Review

Al Pacino spielt den titelgebenden A. J. Manglehorn, einen vereinsamten Schlosser, der in Wehmut und Selbstmitleid regelrecht versinkt. Einen echten Bezug hat der ältere Herr vor allem zu seiner Katze, zu seinem Sohn und seiner Ex-Frau dagegen fast überhaupt nicht. Da er weiterhin einer Verflossenen hinterhertrauert, tut er sich schwer damit eine neue Beziehung mit einer von Holly Hunter gespielten Bankangestellten einzugehen.

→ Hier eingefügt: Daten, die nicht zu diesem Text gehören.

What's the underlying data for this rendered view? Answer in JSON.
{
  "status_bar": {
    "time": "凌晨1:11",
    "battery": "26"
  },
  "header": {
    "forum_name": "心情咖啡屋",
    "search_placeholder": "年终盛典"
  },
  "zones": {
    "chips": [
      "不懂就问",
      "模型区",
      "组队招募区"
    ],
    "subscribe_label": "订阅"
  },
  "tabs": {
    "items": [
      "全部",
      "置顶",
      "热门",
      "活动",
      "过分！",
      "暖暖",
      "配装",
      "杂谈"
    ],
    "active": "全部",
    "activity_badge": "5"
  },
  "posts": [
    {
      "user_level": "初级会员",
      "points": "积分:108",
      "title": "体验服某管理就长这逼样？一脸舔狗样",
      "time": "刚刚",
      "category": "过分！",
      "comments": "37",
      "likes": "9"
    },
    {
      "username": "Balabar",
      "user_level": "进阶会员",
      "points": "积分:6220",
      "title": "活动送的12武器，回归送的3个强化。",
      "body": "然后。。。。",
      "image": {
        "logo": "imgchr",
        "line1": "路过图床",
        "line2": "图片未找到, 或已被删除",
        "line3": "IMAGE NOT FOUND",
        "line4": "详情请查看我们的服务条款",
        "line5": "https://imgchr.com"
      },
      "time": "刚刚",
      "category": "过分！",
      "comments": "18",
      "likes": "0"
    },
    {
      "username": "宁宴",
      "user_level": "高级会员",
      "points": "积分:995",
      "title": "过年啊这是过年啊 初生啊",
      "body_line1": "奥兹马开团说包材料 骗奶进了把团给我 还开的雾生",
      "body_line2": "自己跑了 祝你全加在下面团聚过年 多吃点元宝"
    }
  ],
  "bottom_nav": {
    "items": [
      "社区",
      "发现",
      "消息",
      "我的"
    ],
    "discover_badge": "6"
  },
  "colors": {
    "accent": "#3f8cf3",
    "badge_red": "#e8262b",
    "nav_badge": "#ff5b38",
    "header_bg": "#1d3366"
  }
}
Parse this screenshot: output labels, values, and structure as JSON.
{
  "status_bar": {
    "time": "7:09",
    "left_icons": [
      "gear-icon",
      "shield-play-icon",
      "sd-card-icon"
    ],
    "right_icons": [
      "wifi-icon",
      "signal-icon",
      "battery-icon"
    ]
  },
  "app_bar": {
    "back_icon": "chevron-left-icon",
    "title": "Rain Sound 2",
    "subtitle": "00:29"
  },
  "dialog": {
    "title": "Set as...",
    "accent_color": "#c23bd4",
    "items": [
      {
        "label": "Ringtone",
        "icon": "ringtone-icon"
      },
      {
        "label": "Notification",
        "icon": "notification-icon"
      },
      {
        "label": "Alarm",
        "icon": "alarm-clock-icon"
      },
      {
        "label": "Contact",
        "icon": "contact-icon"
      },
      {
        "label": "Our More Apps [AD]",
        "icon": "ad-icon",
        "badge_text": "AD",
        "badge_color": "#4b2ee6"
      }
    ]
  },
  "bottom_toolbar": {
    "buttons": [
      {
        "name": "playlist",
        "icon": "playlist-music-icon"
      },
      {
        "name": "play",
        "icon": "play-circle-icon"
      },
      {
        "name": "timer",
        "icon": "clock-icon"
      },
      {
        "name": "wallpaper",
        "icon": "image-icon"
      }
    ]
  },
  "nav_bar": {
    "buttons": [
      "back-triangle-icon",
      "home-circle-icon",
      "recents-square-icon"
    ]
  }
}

Der Mann vom Schlüsseldienst, der anderen die Türen öffnet, selbst aber ein verschlossener Typ ist, der andere entweder verstößt oder aber sie erst gar nicht an sich heranlässt. Vermutlich hatten die Macher von „Manglehorn“ das für eine zündende Idee gehalten. Das Problem ist nur: Sie zündet eben nicht. Dabei war mit David Gordon Green ein durchaus fähiger Regisseur am Werk, der mit „Ananas Express“ eine der witzigsten Komödien der 2000er Jahre abgeliefert und zuletzt mit „Joe - Die Rache ist sein“ unter Beweis gestellt hatte, dass er sich auch auf ruhigere, getragene Filme versteht.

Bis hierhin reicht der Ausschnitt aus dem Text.